The military is everywhere, especially in the South. Don’t get me wrong, it makes it good to be a veteran; but, EVERYBODY is a veteran around here. Put away the hardware and give it a fucking rest: there isn’t a military compound within a hundred miles (save for the National Guard center I ran past a few times).
And, then some shit is just weird for no good reason:
The carbon footprint of mum-in-law’s house is about the same as that of Paraguay. She recycles the newspaper, at least, but no bottles or cans…straight to the landfill.
These signs turned up every 100 yards or so. Perverts…”we have a heart on for our children,” indeed.
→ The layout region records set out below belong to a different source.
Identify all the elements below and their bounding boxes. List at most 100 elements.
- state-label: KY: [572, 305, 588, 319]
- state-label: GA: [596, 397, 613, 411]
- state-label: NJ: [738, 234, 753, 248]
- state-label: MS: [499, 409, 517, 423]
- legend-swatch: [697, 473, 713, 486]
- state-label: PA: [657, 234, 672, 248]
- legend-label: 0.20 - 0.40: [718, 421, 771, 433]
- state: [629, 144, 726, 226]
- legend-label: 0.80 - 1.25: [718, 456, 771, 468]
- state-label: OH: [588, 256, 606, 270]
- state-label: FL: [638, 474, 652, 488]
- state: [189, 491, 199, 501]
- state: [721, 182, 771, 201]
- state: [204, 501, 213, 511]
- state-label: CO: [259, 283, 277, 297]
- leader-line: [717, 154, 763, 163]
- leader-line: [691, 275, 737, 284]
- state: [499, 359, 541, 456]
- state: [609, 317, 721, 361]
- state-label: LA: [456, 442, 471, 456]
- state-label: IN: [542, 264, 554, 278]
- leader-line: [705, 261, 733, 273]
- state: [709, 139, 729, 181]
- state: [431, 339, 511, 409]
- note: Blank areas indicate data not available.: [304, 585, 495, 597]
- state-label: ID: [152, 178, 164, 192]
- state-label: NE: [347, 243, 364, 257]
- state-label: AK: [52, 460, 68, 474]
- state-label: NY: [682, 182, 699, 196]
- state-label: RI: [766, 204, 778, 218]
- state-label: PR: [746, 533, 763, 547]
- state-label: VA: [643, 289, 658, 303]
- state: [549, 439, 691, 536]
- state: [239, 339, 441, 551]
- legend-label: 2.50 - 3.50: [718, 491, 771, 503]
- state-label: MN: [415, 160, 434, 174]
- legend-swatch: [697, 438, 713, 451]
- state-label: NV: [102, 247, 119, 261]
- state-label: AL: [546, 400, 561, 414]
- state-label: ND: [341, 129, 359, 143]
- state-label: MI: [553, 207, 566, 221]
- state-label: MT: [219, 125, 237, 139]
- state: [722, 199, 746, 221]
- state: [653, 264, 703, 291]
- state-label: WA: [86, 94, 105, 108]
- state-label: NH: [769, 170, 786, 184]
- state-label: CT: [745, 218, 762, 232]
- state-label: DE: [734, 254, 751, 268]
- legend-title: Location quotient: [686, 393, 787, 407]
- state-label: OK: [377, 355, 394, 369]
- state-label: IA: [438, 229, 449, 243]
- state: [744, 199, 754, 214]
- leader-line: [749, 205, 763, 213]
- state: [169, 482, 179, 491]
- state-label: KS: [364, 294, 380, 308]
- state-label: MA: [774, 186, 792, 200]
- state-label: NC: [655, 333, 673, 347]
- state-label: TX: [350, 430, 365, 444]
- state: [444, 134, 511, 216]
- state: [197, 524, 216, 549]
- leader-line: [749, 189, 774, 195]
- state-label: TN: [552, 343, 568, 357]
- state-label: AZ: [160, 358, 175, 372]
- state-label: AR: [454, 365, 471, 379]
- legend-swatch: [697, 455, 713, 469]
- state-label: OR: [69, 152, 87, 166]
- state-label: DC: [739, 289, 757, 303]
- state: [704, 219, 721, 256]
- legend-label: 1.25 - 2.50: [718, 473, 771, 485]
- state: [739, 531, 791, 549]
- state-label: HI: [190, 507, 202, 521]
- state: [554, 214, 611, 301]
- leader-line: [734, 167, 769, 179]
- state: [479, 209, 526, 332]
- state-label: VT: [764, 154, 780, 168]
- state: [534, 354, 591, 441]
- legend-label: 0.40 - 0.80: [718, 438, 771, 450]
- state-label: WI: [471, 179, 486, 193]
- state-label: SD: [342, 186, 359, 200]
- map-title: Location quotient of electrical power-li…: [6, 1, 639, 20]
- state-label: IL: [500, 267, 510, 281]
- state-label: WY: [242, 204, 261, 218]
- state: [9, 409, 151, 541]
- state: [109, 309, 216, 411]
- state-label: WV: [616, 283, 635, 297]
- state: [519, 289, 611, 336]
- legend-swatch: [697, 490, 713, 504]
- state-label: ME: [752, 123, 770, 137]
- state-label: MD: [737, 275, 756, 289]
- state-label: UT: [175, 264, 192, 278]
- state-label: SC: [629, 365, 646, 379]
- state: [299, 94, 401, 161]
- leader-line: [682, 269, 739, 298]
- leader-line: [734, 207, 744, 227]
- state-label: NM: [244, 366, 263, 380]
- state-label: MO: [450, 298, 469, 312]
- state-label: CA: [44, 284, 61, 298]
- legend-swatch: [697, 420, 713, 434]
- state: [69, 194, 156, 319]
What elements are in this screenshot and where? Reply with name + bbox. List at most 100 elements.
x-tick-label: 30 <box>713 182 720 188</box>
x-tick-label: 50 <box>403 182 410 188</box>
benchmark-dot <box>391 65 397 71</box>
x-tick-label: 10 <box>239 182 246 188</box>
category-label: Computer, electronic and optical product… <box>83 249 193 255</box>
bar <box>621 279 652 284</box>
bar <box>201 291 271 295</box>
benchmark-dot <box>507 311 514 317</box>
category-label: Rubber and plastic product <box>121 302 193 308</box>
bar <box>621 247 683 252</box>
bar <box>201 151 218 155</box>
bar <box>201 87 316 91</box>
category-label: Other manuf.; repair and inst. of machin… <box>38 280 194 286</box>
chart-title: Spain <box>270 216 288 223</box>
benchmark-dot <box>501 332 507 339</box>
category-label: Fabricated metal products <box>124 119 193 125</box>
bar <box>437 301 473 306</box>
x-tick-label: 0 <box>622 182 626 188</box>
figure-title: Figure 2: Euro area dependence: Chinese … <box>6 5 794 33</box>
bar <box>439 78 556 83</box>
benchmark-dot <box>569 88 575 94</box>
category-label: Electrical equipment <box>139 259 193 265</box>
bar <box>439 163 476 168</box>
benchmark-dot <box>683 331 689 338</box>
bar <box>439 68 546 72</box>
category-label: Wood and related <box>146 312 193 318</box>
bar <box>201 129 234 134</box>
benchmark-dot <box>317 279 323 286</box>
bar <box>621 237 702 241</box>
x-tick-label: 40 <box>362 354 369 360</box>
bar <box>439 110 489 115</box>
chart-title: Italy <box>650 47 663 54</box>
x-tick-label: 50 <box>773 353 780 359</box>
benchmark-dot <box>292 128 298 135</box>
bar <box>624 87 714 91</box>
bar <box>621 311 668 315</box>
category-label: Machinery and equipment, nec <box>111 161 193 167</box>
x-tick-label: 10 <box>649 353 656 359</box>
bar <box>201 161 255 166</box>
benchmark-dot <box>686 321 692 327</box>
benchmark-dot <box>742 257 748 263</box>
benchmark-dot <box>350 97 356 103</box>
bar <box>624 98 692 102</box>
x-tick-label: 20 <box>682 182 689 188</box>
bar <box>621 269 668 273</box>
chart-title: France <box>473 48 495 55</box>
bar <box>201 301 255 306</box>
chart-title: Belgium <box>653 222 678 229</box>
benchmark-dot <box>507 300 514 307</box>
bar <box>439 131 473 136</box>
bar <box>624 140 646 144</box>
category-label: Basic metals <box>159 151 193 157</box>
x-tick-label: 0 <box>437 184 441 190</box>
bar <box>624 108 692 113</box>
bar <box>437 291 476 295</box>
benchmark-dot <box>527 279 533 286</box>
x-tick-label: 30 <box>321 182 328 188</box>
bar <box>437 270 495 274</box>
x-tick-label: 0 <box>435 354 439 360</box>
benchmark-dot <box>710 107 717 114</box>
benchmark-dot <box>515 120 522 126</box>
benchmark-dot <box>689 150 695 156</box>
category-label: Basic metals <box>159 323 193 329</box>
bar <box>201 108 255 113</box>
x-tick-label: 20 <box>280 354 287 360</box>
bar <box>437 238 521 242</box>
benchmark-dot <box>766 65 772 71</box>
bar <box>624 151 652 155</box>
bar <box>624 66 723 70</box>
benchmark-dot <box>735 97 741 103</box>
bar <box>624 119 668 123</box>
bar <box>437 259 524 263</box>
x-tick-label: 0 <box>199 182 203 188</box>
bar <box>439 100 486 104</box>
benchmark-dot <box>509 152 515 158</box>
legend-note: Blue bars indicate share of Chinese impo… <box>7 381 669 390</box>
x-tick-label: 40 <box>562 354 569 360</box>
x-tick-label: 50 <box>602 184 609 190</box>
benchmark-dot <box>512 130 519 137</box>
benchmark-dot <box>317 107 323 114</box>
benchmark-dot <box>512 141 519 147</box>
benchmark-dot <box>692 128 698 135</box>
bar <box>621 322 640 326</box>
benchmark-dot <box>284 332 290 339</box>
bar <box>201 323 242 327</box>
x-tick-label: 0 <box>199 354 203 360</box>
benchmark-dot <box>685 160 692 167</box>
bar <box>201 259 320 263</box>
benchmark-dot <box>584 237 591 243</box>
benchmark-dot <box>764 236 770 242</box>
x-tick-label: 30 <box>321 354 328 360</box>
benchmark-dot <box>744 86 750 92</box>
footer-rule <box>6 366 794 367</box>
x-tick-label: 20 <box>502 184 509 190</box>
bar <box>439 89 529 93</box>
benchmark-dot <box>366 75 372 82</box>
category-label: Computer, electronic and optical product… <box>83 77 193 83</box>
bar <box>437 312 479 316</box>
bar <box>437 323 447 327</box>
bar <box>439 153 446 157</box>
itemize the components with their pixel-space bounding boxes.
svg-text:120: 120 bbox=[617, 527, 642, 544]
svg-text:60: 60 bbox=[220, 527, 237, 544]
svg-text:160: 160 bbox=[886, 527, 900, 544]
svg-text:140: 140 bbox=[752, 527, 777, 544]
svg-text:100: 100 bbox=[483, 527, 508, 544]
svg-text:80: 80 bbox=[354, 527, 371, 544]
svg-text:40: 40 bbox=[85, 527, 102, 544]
And, on a visit to a friend of Jackie’s from High School (whose spectacular house is close to the massive Sequoyah Nuclear Energy plant) these signs:
An old friend (of both of us) has a catering business that got third place in the readers’ choice awards of the local paper:
I don’t know what the hell this is all about (West Valley Road, Dunlap, Tennessee):
But, the birdwatching was good. Hummers everywhere!
It seems to be traditional to bring back treats for co-workers when you travel. Moon Pies are a Chattanooga product (there’s also a DuPont chemical factory there, by the way and probably not coincidentally), so that’s what they got at our respective jobs. Here’s the email I sent explaining the deliciousness that awaited them:
I have spent much (too much) of the last 2 weeks in and around Chattanooga, Tennessee where Moon Pies are made https://moonpie.com/.
I ate an inordinate number of these as a youth. Today, I wouldn’t touch them but they will probably go over well with you lot. Supplies are very limited but they are large and toxic, so share with your neighbours. They’ll turn up shortly in the normal scavenger location…<ahem> ‘enjoy.’
No, indeed, we are adults and picked up adult treats for ourselves on the way to the airport…these are about 2/3 the price in America than they are in England:
Then, at the Atlanta airport, a final mocking insult came from the beer cooler at the bar (the barrel was supposed to be “Sweetwater,” but this is what I saw):
No trip to Jackie’s mum’s would be complete without a stop by the Sequatchie Outlander‘s house. Photos from the 2008 and 2010 visits are at this link: https://1pumplane.wordpress.com/2010/10/21/usa-trip-dunlap-tennessee-in-general/
Always forward thinking and thought provoking, his yard signs are one of the best features of the Sequatchie Valley (if the stunning natural beauty of the place just isn’t your thing).
And, there’s always something new in the mix although the old favourites are still in heavy rotation.
Riddles? Koans? You really have to pause to take it all in.
As much as I would like to meet the genius behind all this fine work, I have opted to respect his privacy. But, knock on his door sometime when you’re in the vicinity…bring a bottle and some interracial gay porn and I’m sure you’ll find a warm welcome.